Pour Jacques Attali, le sort des salariés de Whirlpool est une «anecdote»

Le soutien d’Emmanuel Macron a estimé que le sort des salariés ne dépendait pas du chef de l’État mais que c’était «aux ouvriers de se prendre en main». Alors que le candidat d’en Marche! vit une journée de campagne compliquée à Amiens, plusieurs cadres du mouvement lui ont enjoint de se taire.
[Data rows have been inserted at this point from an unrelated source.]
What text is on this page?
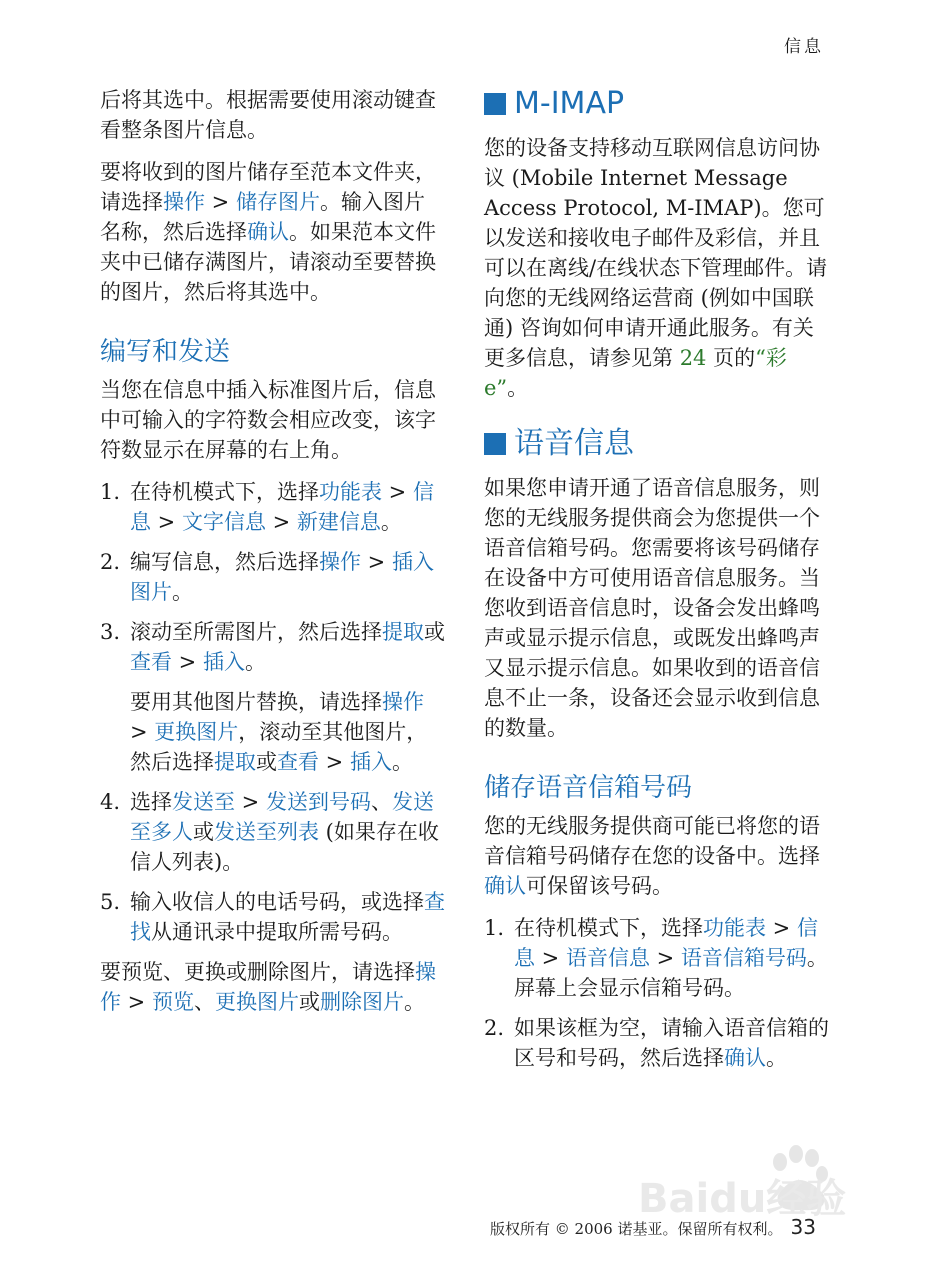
信息

后将其选中。根据需要使用滚动键查看整条图片信息。

要将收到的图片储存至范本文件夹，请选择操作 > 储存图片。输入图片名称，然后选择确认。如果范本文件夹中已储存满图片，请滚动至要替换的图片，然后将其选中。

编写和发送

当您在信息中插入标准图片后，信息中可输入的字符数会相应改变，该字符数显示在屏幕的右上角。

1. 在待机模式下，选择功能表 > 信息 > 文字信息 > 新建信息。
2. 编写信息，然后选择操作 > 插入图片。
3. 滚动至所需图片，然后选择提取或查看 > 插入。

要用其他图片替换，请选择操作 > 更换图片，滚动至其他图片，然后选择提取或查看 > 插入。

4. 选择发送至 > 发送到号码、发送至多人或发送至列表 (如果存在收信人列表)。
5. 输入收信人的电话号码，或选择查找从通讯录中提取所需号码。

要预览、更换或删除图片，请选择操作 > 预览、更换图片或删除图片。

M-IMAP

您的设备支持移动互联网信息访问协议 (Mobile Internet Message Access Protocol, M-IMAP)。您可以发送和接收电子邮件及彩信，并且可以在离线/在线状态下管理邮件。请向您的无线网络运营商 (例如中国联通) 咨询如何申请开通此服务。有关更多信息，请参见第 24 页的“彩 e”。

语音信息

如果您申请开通了语音信息服务，则您的无线服务提供商会为您提供一个语音信箱号码。您需要将该号码储存在设备中方可使用语音信息服务。当您收到语音信息时，设备会发出蜂鸣声或显示提示信息，或既发出蜂鸣声又显示提示信息。如果收到的语音信息不止一条，设备还会显示收到信息的数量。

储存语音信箱号码

您的无线服务提供商可能已将您的语音信箱号码储存在您的设备中。选择确认可保留该号码。

1. 在待机模式下，选择功能表 > 信息 > 语音信息 > 语音信箱号码。屏幕上会显示信箱号码。
2. 如果该框为空，请输入语音信箱的区号和号码，然后选择确认。
Baidu经验
版权所有 © 2006 诺基亚。保留所有权利。 33
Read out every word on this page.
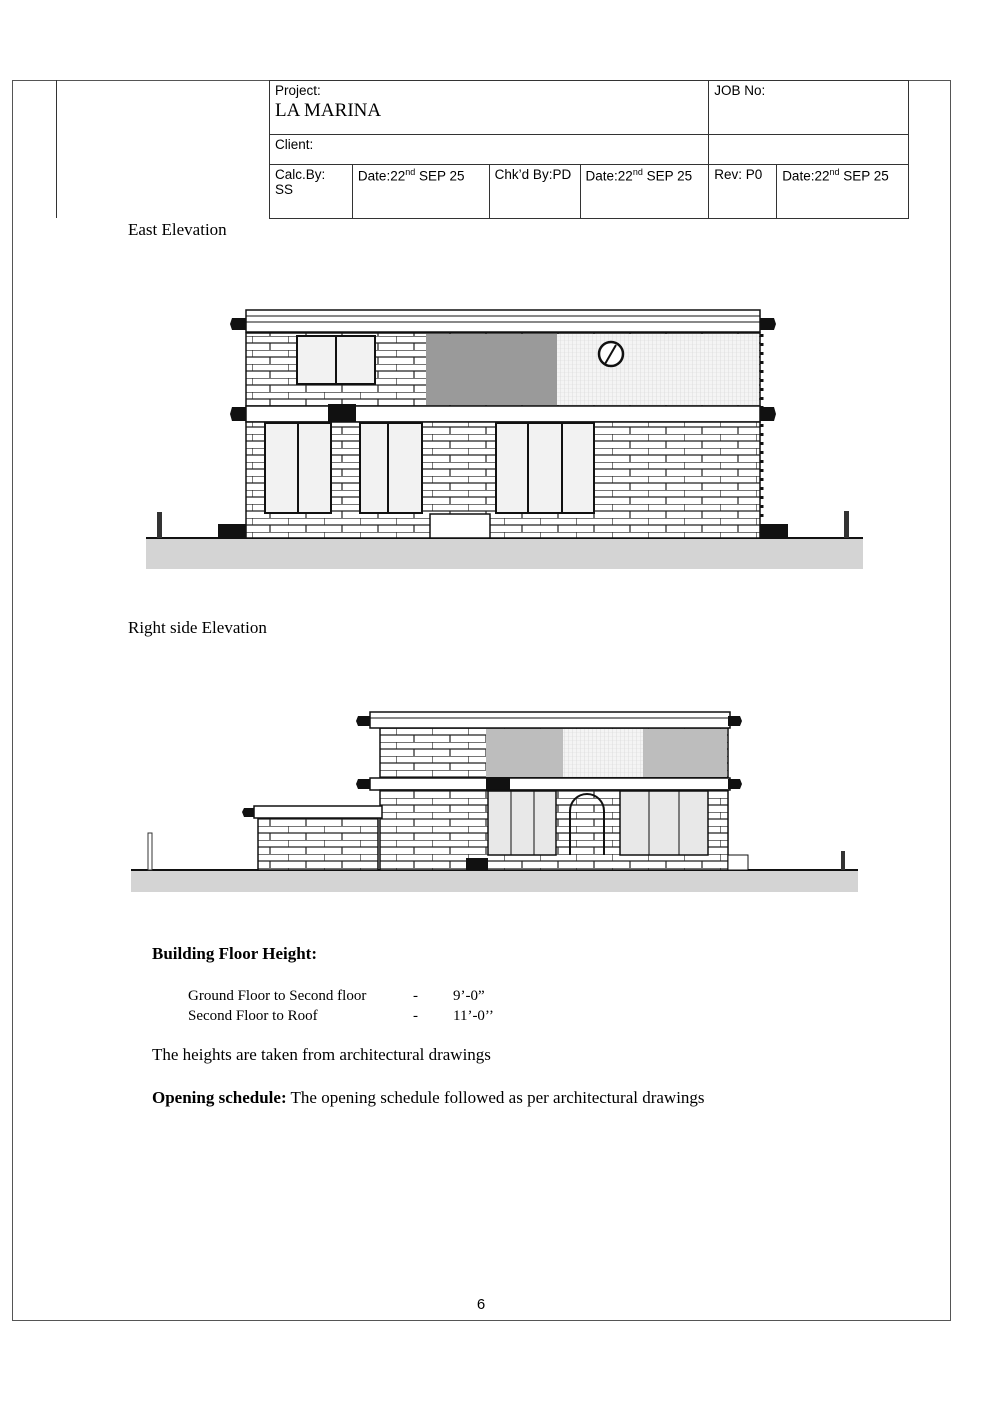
Project:
LA MARINA				JOB No:	
Client:					
Calc.By: SS	Date:22nd SEP 25	Chk’d By:PD	Date:22nd SEP 25	Rev: P0	Date:22nd SEP 25
East Elevation
Right side Elevation
Building Floor Height:
Ground Floor to Second floor	-	9’-0”
Second Floor to Roof	-	11’-0’’
The heights are taken from architectural drawings
Opening schedule: The opening schedule followed as per architectural drawings
6
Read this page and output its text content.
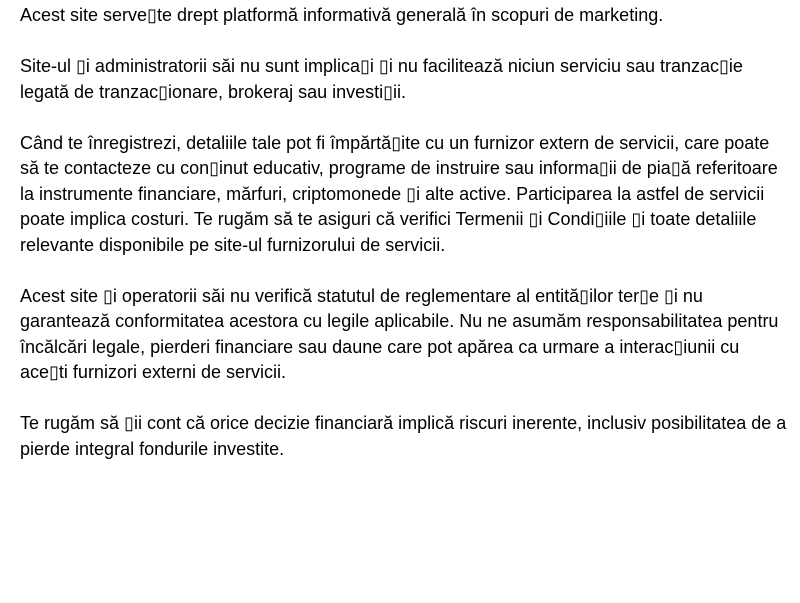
Acest site serve▯te drept platformă informativă generală în scopuri de marketing.

Site-ul ▯i administratorii săi nu sunt implica▯i ▯i nu facilitează niciun serviciu sau tranzac▯ie legată de tranzac▯ionare, brokeraj sau investi▯ii.

Când te înregistrezi, detaliile tale pot fi împărtă▯ite cu un furnizor extern de servicii, care poate să te contacteze cu con▯inut educativ, programe de instruire sau informa▯ii de pia▯ă referitoare la instrumente financiare, mărfuri, criptomonede ▯i alte active. Participarea la astfel de servicii poate implica costuri. Te rugăm să te asiguri că verifici Termenii ▯i Condi▯iile ▯i toate detaliile relevante disponibile pe site-ul furnizorului de servicii.

Acest site ▯i operatorii săi nu verifică statutul de reglementare al entită▯ilor ter▯e ▯i nu garantează conformitatea acestora cu legile aplicabile. Nu ne asumăm responsabilitatea pentru încălcări legale, pierderi financiare sau daune care pot apărea ca urmare a interac▯iunii cu ace▯ti furnizori externi de servicii.

Te rugăm să ▯ii cont că orice decizie financiară implică riscuri inerente, inclusiv posibilitatea de a pierde integral fondurile investite.
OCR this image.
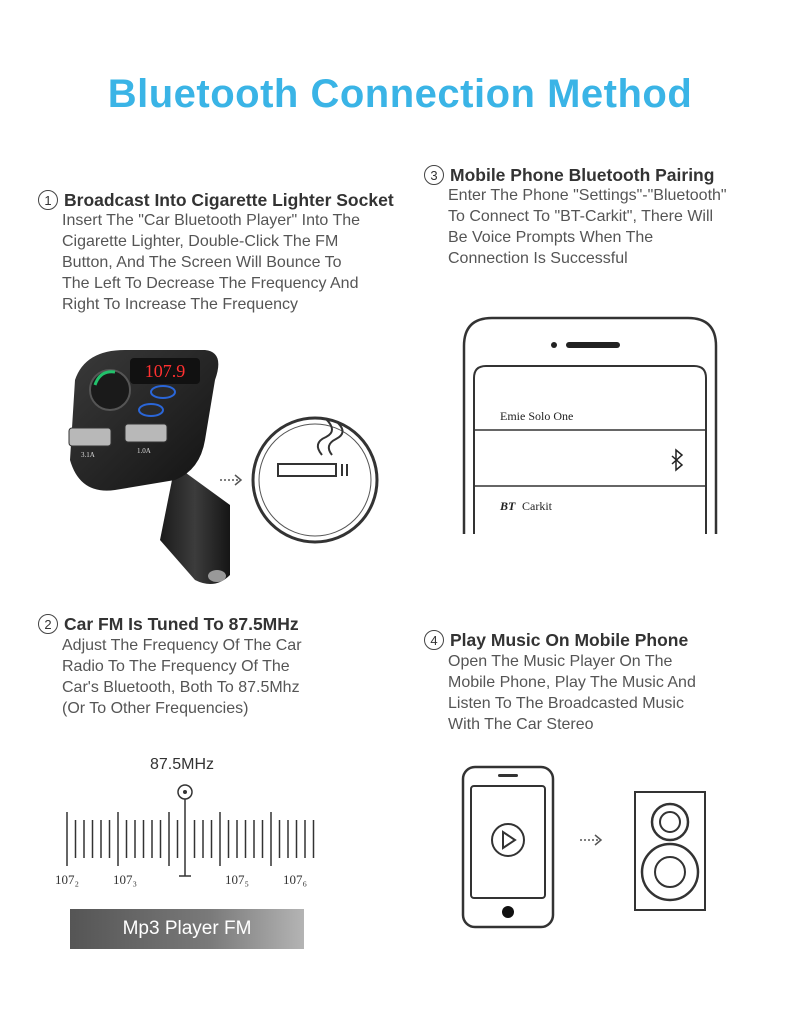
Bluetooth Connection Method
1 Broadcast Into Cigarette Lighter Socket
Insert The "Car Bluetooth Player" Into The
Cigarette Lighter, Double-Click The FM
Button, And The Screen Will Bounce To
The Left To Decrease The Frequency And
Right To Increase The Frequency
3 Mobile Phone Bluetooth Pairing
Enter The Phone "Settings"-"Bluetooth"
To Connect To "BT-Carkit", There Will
Be Voice Prompts When The
Connection Is Successful
2 Car FM Is Tuned To 87.5MHz
Adjust The Frequency Of The Car
Radio To The Frequency Of The
Car's Bluetooth, Both To 87.5Mhz
(Or To Other Frequencies)
4 Play Music On Mobile Phone
Open The Music Player On The
Mobile Phone, Play The Music And
Listen To The Broadcasted Music
With The Car Stereo
107.9
3.1A	1.0A
Emie Solo One
BT Carkit
87.5MHz
107₂	107₃	107₅	107₆
Mp3 Player FM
C’est une maladresse qui passe mal en cette journée de campagne compliquée pour Emmanuel Macron. Mercredi matin, alors que le candidat d’en Marche! avait prévu de rencontrer l’intersyndicale de Whirlpool à Amiens mais pas les salariés, Jacques Attali a laissé entendre que le cas de l’usine d’Amiens n’était qu’une «anecdote». Cet ancien conseiller de François Mitterrand, interrogé sur LCI sur le sort des 300 salariés de Whirlpool actuellement menacés par un plan social, a fait comprendre que c’était le contexte plus large de la campagne qui lui importait. «C’est en effet une anecdote dans un contexte plus large, c’est une anecdote non pas au sens péjoratif du mot mais cela s’inscrit dans un contexte de la mondialisation ou de la fermeture», a commenté ce proche de Macron. «Je ne voudrais pas que cette campagne se réduise à des anecdotes», a-t-il mis en garde. «La priorité pour moi, dans les dix jours qui viennent, c’est de voir les candidats avoir la chance de confronter leurs programmes», a déclaré Attali.

Sommé par la journaliste de s’expliquer davantage, celui qui a joué le rôle d’entremetteur entre Macron et Hollande a fait porter la responsabilité du sort des salariés à eux-mêmes et aux actionnaires. «C’est la compétence des ouvriers eux-mêmes de se prendre en main, des détenteurs du capital, du ministre des Affaires sociales», a-t-il expliqué. «Le président de la République n’est pas là pour régler chaque cas individuel, il est là pour créer les conditions d’un contexte global et pas là pour faire des fausses promesses à des ouvriers», a ajouté Attali, se plaçant ainsi sur la même ligne que Macron qui s’était engagé, concernant Whirlpool, à ne pas «monter sur un camion pour faire de fausses promesses», contrairement à ce qu’avait fait Hollande à Florange en 2012.

En déplacement à Amiens, sa ville natale, sur le site de l’usine Whirlpool, Emmanuel Macron a été pris de court par son adversaire Marine Le Pen. Alors qu’il rencontrait l’intersyndicale et avait prévu une conférence de presse, la candidate du Front national s’est invitée elle aussi à Whirlpool, mais sur le parking, au contact direct des salariés. L’après-midi, l’ancien ministre de l’Économie a finalement rencontré les ouvriers, au cours d’une visite improvisée et chahutée. Dans ce contexte très tendu, plusieurs responsables d’en Marche! ont recadré Jacques Attali. «Ce que dit Attali sur Whirlpool est une méprisable anecdote: qu’il se taise! Avec Emmanuel Macron nous luttons pour l’emploi», a écrit sur son compte Twitter Richard Ferrand, le secrétaire général du mouvement. Depuis Amiens, selon plusieurs journalistes sur place, le porte-parole Benjamin Griveaux a lui considéré que Jacques Attali venait de «démontrer qu’il appartenait au monde d’avant». «Il est heureux qu’il y reste», a-t-il ajouté.